FontFinder's smart cropping step solves a fundamental challenge: finding the text region that the user actually cares about, and cropping to exactly that region.
The Challenge
If we feed a full logo image to our AI model, it has to process the icon, the brand mark, the decorative elements, and the text all at once. The text — the part that contains font information — might occupy only 20% of the image. The rest is noise from the model's perspective.
Step 1: Morphological Dilation
Individual characters are separated by small gaps. The letter 'H' consists of two vertical strokes and a crossbar — three distinct components. A word like "FontFinder" has many separate connected components (one per letter, approximately).
We use morphological dilation with a horizontal structuring element to connect nearby components into unified text blobs. The kernel width is tuned to connect characters within the same word while not connecting words from different text lines.
Step 2: Contour Detection
After dilation, we run OpenCV's contour detection to find all connected regions in the binarised image. We filter contours by aspect ratio and area — text blocks have characteristic proportions that distinguish them from icons, decorative elements, and noise artifacts.

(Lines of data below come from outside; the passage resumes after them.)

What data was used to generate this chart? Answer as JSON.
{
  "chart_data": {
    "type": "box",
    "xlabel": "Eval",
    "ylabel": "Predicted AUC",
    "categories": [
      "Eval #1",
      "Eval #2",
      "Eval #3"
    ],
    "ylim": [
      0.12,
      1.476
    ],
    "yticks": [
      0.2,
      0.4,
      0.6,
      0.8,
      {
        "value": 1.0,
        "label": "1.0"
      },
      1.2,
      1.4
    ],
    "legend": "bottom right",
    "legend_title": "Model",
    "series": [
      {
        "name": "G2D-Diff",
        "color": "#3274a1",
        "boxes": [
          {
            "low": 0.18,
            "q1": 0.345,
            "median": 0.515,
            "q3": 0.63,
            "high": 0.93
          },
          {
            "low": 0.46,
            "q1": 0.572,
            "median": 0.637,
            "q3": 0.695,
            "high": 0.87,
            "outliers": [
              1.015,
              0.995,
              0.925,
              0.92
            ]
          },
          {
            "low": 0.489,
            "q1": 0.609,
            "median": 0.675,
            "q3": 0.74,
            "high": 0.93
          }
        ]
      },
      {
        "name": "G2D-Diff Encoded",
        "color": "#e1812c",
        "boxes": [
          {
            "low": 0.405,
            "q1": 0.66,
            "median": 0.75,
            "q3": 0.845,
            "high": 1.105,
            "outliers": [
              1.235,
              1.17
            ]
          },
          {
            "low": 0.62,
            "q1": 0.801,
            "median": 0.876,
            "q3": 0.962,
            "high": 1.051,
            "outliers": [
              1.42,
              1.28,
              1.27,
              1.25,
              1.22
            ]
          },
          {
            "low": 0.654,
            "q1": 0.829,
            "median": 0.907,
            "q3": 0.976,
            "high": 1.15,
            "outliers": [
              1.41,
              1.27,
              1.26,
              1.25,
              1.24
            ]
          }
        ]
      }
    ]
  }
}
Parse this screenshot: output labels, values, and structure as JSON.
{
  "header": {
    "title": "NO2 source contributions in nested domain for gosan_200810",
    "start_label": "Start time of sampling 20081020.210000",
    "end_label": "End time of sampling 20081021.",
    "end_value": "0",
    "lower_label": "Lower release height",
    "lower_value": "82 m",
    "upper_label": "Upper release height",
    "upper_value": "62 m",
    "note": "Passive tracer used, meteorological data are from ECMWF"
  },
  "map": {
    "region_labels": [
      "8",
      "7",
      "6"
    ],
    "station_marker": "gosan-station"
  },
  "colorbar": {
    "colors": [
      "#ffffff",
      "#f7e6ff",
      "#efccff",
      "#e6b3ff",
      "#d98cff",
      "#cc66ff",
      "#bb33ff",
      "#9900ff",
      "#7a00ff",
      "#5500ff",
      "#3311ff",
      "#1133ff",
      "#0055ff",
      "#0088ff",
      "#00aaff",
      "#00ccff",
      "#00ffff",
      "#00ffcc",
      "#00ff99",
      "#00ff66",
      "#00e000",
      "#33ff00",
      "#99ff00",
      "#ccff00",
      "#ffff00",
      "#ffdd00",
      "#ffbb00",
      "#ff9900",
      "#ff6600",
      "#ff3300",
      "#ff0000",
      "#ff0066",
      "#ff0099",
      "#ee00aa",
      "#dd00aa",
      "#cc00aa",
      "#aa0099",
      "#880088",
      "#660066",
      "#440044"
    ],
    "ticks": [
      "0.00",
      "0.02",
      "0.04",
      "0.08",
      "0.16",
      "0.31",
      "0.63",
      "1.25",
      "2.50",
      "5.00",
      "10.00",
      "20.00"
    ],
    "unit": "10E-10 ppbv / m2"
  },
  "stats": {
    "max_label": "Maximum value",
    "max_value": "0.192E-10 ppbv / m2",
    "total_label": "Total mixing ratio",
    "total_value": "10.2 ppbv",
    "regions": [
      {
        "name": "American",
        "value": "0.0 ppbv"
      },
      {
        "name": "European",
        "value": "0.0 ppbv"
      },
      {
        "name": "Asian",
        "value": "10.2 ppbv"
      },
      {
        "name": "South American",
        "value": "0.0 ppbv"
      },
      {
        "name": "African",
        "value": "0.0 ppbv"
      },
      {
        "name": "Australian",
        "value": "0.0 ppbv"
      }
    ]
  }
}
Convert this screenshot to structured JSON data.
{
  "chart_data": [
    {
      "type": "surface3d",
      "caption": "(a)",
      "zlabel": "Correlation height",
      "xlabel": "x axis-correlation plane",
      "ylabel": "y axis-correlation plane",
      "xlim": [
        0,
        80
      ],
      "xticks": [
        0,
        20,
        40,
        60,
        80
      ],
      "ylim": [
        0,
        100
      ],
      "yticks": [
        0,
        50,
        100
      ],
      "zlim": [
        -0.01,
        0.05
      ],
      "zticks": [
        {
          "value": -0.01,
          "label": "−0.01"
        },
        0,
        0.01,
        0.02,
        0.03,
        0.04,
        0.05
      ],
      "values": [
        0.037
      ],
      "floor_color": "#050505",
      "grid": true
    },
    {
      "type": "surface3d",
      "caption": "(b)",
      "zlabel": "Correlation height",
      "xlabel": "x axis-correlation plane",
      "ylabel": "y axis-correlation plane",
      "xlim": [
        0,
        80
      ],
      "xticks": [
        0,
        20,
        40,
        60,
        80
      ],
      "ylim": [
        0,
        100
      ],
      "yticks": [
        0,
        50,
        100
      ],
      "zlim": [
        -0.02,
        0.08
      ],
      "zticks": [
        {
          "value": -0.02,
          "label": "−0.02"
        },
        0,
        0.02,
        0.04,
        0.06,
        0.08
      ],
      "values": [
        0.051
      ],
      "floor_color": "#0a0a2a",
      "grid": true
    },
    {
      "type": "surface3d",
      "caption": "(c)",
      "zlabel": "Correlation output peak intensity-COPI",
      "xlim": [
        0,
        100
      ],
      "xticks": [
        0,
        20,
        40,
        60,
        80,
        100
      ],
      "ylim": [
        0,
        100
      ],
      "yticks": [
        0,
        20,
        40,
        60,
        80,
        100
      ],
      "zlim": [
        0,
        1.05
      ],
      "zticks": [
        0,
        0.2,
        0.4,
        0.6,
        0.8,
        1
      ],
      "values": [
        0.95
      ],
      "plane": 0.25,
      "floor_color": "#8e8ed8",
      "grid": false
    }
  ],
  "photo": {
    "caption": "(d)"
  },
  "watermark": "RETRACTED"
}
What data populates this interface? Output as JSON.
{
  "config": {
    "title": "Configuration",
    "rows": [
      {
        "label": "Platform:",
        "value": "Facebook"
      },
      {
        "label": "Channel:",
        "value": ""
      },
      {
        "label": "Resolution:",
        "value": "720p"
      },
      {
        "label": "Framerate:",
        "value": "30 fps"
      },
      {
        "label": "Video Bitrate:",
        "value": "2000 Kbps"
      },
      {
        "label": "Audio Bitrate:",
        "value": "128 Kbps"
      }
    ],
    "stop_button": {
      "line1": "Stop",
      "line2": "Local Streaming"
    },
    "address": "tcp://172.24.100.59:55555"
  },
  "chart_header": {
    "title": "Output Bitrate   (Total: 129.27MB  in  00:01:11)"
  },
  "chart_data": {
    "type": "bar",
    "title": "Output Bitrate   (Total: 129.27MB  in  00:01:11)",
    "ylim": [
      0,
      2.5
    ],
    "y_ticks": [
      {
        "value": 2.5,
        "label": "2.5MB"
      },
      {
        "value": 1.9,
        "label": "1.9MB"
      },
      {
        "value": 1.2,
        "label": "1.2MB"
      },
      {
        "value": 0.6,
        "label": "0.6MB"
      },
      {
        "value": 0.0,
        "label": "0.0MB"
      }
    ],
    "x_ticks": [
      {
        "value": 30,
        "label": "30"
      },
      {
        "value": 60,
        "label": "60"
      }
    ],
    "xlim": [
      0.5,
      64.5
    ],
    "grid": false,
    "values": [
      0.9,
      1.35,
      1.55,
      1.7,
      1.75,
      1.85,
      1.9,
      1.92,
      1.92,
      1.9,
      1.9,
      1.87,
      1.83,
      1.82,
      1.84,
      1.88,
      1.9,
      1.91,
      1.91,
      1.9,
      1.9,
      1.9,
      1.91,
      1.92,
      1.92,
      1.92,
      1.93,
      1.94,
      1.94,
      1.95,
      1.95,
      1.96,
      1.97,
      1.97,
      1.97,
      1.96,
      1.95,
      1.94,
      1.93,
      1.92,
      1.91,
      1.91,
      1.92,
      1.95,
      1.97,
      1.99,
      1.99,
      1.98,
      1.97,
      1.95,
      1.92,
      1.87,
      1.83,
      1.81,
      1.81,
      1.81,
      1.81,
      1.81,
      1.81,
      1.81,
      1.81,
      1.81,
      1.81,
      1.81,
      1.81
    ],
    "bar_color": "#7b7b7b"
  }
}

Step 3: Bounding Box Selection
From the filtered contours, we compute bounding boxes and score them based on:
- Area — larger text regions are preferred
- Aspect ratio — text is typically wider than tall
- Edge density — text has high edge density (many character strokes)
- Position — central regions are preferred over edge regions
Step 4: Padding and Letterboxing
After cropping to the text bounding box, we add a small padding margin (10% of each dimension) to ensure no character strokes are cut off. Then we resize to our model's input dimensions (224×224) using letterbox scaling — adding white borders rather than distorting the aspect ratio.
Manual Override: The Crop Tool
Automatic cropping works for most images, but some logos and designs are complex enough to fool our algorithm. That's why FontFinder also gives users a manual crop tool — draw a box around exactly the text you want identified, and that region goes directly to the model, bypassing the automatic cropping entirely.